0

What is the correct way to do something like this? I am trying to get the colSums of each group for specific columns. The . syntax seems incorrect with this type of subsetting.

csv<-data.frame(id_num=c(1,1,1,2,2),c(1,2,3,4,5),c(1,2,3,3,3))
temp<-csv%>%group_by(id_num)%>%colSums(.[,2:3],na.rm=T)
Rilcon42
  • 9,584
  • 18
  • 83
  • 167
  • There is already `summarise_each` or `summarise_at` in `dplyr` i.e. `csv%>%group_by(id_num)%>% summarise_each(funs(sum))` or `csv%>%group_by(id_num)%>% summarise_at(vars(2:3), sum)` – akrun Nov 05 '16 at 15:24
  • 1
    Fantastic, I never knew about the `vars()` syntax before!
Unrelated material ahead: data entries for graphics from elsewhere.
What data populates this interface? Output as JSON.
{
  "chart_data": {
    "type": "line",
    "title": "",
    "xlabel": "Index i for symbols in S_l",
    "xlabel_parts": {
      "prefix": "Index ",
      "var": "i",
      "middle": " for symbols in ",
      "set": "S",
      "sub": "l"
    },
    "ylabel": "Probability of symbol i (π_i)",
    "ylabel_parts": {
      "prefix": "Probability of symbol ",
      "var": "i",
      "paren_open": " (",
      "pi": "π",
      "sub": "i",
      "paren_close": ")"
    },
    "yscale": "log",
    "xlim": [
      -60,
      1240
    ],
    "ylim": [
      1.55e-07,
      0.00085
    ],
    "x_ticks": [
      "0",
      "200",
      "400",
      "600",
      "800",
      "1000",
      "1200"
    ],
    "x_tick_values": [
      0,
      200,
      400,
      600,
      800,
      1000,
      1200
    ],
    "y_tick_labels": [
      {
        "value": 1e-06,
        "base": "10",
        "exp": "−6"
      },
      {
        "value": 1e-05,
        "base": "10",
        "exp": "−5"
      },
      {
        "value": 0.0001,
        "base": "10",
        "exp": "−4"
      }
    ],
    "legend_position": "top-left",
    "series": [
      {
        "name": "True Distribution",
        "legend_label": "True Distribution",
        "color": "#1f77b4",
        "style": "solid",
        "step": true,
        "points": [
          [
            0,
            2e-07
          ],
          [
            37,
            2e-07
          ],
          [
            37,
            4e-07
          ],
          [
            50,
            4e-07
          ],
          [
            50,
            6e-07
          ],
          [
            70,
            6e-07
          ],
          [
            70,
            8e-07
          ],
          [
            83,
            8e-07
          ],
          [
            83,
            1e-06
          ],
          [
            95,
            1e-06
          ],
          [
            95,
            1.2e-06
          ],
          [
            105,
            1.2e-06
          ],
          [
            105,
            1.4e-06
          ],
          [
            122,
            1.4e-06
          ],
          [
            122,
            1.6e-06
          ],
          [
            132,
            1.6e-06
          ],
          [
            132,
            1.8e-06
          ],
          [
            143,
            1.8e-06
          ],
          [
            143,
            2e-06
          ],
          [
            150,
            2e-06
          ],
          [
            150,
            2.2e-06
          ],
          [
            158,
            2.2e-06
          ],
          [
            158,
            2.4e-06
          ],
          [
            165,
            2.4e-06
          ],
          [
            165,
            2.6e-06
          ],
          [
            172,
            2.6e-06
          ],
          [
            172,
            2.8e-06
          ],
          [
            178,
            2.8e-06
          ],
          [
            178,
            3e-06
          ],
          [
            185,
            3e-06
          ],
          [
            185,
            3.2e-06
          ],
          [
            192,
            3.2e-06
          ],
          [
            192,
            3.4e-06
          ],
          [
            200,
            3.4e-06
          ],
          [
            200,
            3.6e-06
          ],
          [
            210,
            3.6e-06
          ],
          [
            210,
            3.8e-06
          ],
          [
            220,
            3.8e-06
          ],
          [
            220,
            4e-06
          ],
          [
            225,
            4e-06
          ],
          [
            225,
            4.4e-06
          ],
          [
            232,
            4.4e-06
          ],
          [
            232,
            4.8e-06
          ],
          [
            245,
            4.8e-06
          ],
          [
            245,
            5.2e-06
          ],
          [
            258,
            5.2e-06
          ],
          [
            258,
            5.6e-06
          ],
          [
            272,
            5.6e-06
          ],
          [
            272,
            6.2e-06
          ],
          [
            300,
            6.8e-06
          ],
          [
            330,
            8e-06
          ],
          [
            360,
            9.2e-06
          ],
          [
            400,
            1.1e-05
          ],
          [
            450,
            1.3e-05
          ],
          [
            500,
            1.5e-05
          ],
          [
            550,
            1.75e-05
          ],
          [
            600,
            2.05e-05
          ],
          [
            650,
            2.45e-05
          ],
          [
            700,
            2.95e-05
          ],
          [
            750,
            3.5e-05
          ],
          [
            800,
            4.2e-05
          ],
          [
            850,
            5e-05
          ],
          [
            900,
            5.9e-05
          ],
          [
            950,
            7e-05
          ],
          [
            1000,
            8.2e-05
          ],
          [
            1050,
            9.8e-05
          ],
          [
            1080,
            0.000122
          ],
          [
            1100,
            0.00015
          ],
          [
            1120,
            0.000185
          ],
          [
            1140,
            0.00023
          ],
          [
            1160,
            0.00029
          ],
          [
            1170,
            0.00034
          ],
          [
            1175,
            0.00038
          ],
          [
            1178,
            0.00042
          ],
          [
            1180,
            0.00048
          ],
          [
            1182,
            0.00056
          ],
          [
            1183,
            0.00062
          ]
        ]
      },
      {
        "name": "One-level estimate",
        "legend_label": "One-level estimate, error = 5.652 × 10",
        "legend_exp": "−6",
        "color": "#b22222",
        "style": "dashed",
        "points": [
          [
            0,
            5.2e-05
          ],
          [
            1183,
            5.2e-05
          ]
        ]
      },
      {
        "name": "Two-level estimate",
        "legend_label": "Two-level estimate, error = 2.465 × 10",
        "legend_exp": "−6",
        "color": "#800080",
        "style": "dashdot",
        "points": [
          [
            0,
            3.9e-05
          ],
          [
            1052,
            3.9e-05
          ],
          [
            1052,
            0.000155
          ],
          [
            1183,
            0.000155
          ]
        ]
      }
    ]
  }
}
Would you mind putting that as a complete answer? – Rilcon42 Nov 05 '16 at 15:27

1 Answers1

2

This can be done with summarise_each or in the recent version additional functions like summarise_at, summarise_if were introduced for convenient use.

csv %>%
    group_by(id_num) %>%
    summarise_each(funs(sum))

csv %>%
     group_by(id_num) %>%
     summarise_at(2:3, sum) 

If we are using column names, wrap it with vars in the summarise_at

csv %>%
    group_by(id_num) %>%
    summarise_at(names(csv)[-1], sum)

NOTE: In the OP's dataset, the column names for the 2nd and 3rd columns were not specified resulting in something like c.1..2..3..4..5.

Using the vars to apply the function on the selected column names

csv %>%
   group_by(id_num) %>% 
   summarise_at(vars(c.1..2..3..4..5.), sum)
#    # A tibble: 2 × 2
#  id_num c.1..2..3..4..5.
#    <dbl>            <dbl>
#1      1                6
#2      2                9
akrun
  • 874,273
  • 37
  • 540
  • 662